For the additional study data miso will use a set of presets that will set a lot of the information for you but you will still need to specify additional aspects of your study. This is again managed by configurations and you can see the set of configuration variables by creating one with config_sra:

config_sra()

## $metadata
## NULL
## 
## $id_col
## [1] "id"
## 
## $date_col
## [1] "date"
## 
## $country
## [1] "USA"
## 
## $preset
## [1] "human gut 16S"
## 
## $out_dir
## [1] "sra"
## 
## $title
## NULL
## 
## $platform
## [1] "ILLUMINA"
## 
## $instrument_model
## [1] "Illumina MiSeq"
## 
## $bioproject
## NULL
## 
## $latitude
## [1] 42.36
## 
## $longitude
## [1] -71.0941
## 
## $make_package
## [1] TRUE
## 
## attr(,"class")
## [1] "config"

Except for the bioproject (fill only if you already have a BIOPROJECT ID) variable everything else needs to be specified (or the default values will be used). You can check the the list of available presets with:

names(sra_presets)

##  [1] "human gut 16S"         "mouse gut 16S"         "human gut metagenome" 
##  [4] "human skin 16S"        "human skin metagenome" "mouse gut metagenome" 
##  [7] "human gut RNA-Seq"     "mouse gut RNA-Seq"     "aquatic biofilm 16S"  
## [10] "in vitro metagenome"

Let’s fill in the data for the example study:

config <- config_sra(
    title = "Sequencing of the gut metagenome: the effect of age on Bacteroides",
    preset = "human gut metagenome",
    platform = "ILLUMINA",
    instrument = "Illumina HiSeq 2000",
    metadata = metadata
)

You can now proceed building the subsmission data:

sra <- sra_submission(fi, config)

## INFO [2024-04-29 09:44:06] Packing submission files to sra/sra_files.tar.gz.
## INFO [2024-04-29 09:44:06] Writing biosample attributes to sra/05_biosample_attributes.tsv.
## INFO [2024-04-29 09:44:06] Writing file metadata to sra/06_sra_metadata.tsv.
## INFO [2024-04-29 09:44:06] You are now ready for submission.

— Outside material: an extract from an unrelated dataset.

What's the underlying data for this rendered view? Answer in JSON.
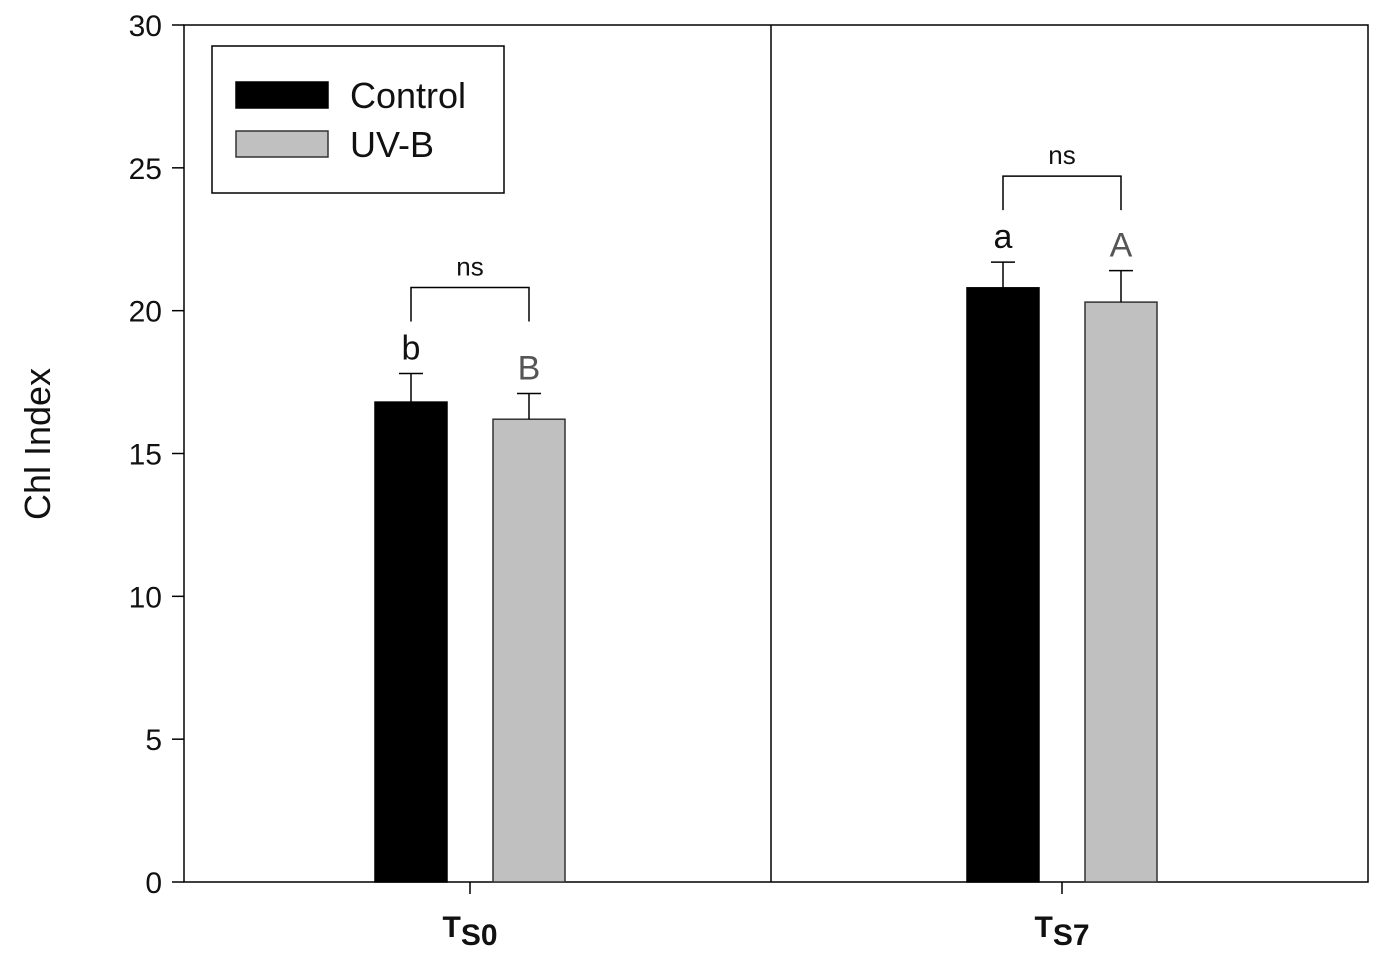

Go to https://submit.ncbi.nlm.nih.gov/subs/sra/, log in and click on `New submission`. Fill in the general data for your project in steps 1 through 3. In step 4 choose `Environmental/Metagenome Genomic Sequences MIMS` with the appropriate environment. In step 5 and 6 upload the respective files in sra. In step 7 you can directly upload the `*.tar.gz` submission package. Just click on `continue` another time to have the archive unpacked as indicated.

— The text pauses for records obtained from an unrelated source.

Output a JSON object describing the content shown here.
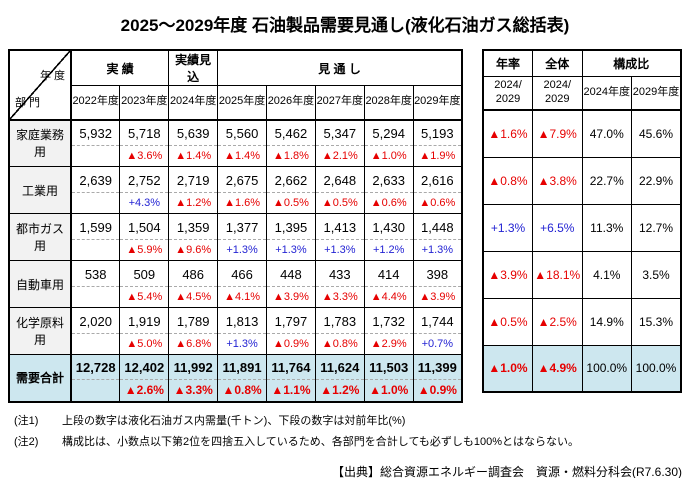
{
  "title": "2025～2029年度 石油製品需要見通し(液化石油ガス総括表)",
  "colors": {
    "decrease_red": "#e60000",
    "increase_blue": "#2323d3",
    "total_row_bg": "#cde7ef",
    "label_bg": "#f2f2f2"
  },
  "main_table": {
    "corner_top": "年 度",
    "corner_bottom": "部 門",
    "group_actual": "実 績",
    "group_estimate": "実績見込",
    "group_outlook": "見 通 し",
    "years": [
      "2022年度",
      "2023年度",
      "2024年度",
      "2025年度",
      "2026年度",
      "2027年度",
      "2028年度",
      "2029年度"
    ]
  },
  "right_table": {
    "group_rate": "年率",
    "group_total": "全体",
    "group_composition": "構成比",
    "subheads": [
      "2024/\n2029",
      "2024/\n2029",
      "2024年度",
      "2029年度"
    ]
  },
  "rows": [
    {
      "label": "家庭業務用",
      "is_total": false,
      "values": [
        "5,932",
        "5,718",
        "5,639",
        "5,560",
        "5,462",
        "5,347",
        "5,294",
        "5,193"
      ],
      "pcts": [
        "",
        "▲3.6%",
        "▲1.4%",
        "▲1.4%",
        "▲1.8%",
        "▲2.1%",
        "▲1.0%",
        "▲1.9%"
      ],
      "summary": [
        "▲1.6%",
        "▲7.9%",
        "47.0%",
        "45.6%"
      ]
    },
    {
      "label": "工業用",
      "is_total": false,
      "values": [
        "2,639",
        "2,752",
        "2,719",
        "2,675",
        "2,662",
        "2,648",
        "2,633",
        "2,616"
      ],
      "pcts": [
        "",
        "+4.3%",
        "▲1.2%",
        "▲1.6%",
        "▲0.5%",
        "▲0.5%",
        "▲0.6%",
        "▲0.6%"
      ],
      "summary": [
        "▲0.8%",
        "▲3.8%",
        "22.7%",
        "22.9%"
      ]
    },
    {
      "label": "都市ガス用",
      "is_total": false,
      "values": [
        "1,599",
        "1,504",
        "1,359",
        "1,377",
        "1,395",
        "1,413",
        "1,430",
        "1,448"
      ],
      "pcts": [
        "",
        "▲5.9%",
        "▲9.6%",
        "+1.3%",
        "+1.3%",
        "+1.3%",
        "+1.2%",
        "+1.3%"
      ],
      "summary": [
        "+1.3%",
        "+6.5%",
        "11.3%",
        "12.7%"
      ]
    },
    {
      "label": "自動車用",
      "is_total": false,
      "values": [
        "538",
        "509",
        "486",
        "466",
        "448",
        "433",
        "414",
        "398"
      ],
      "pcts": [
        "",
        "▲5.4%",
        "▲4.5%",
        "▲4.1%",
        "▲3.9%",
        "▲3.3%",
        "▲4.4%",
        "▲3.9%"
      ],
      "summary": [
        "▲3.9%",
        "▲18.1%",
        "4.1%",
        "3.5%"
      ]
    },
    {
      "label": "化学原料用",
      "is_total": false,
      "values": [
        "2,020",
        "1,919",
        "1,789",
        "1,813",
        "1,797",
        "1,783",
        "1,732",
        "1,744"
      ],
      "pcts": [
        "",
        "▲5.0%",
        "▲6.8%",
        "+1.3%",
        "▲0.9%",
        "▲0.8%",
        "▲2.9%",
        "+0.7%"
      ],
      "summary": [
        "▲0.5%",
        "▲2.5%",
        "14.9%",
        "15.3%"
      ]
    },
    {
      "label": "需要合計",
      "is_total": true,
      "values": [
        "12,728",
        "12,402",
        "11,992",
        "11,891",
        "11,764",
        "11,624",
        "11,503",
        "11,399"
      ],
      "pcts": [
        "",
        "▲2.6%",
        "▲3.3%",
        "▲0.8%",
        "▲1.1%",
        "▲1.2%",
        "▲1.0%",
        "▲0.9%"
      ],
      "summary": [
        "▲1.0%",
        "▲4.9%",
        "100.0%",
        "100.0%"
      ]
    }
  ],
  "notes": [
    {
      "label": "(注1)",
      "text": "上段の数字は液化石油ガス内需量(千トン)、下段の数字は対前年比(%)"
    },
    {
      "label": "(注2)",
      "text": "構成比は、小数点以下第2位を四捨五入しているため、各部門を合計しても必ずしも100%とはならない。"
    }
  ],
  "source": "【出典】総合資源エネルギー調査会　資源・燃料分科会(R7.6.30)"
}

This told us exactly how to submit the data. We urge you to first check all created files for correctness. This can be done by inspecting the return value. For instance:

sra$sra_metadata

When looking in the specified folder (./sra by default) you will see the tables for step 5 and 6:

list.files("sra")

## [1] "05_biosample_attributes.tsv" "06_sra_metadata.tsv"        
## [3] "sra_files.tar.gz"

For larger submission we recommend installing the Aspera client in your browser as this will speed up the upload significantly and allow for larger packages.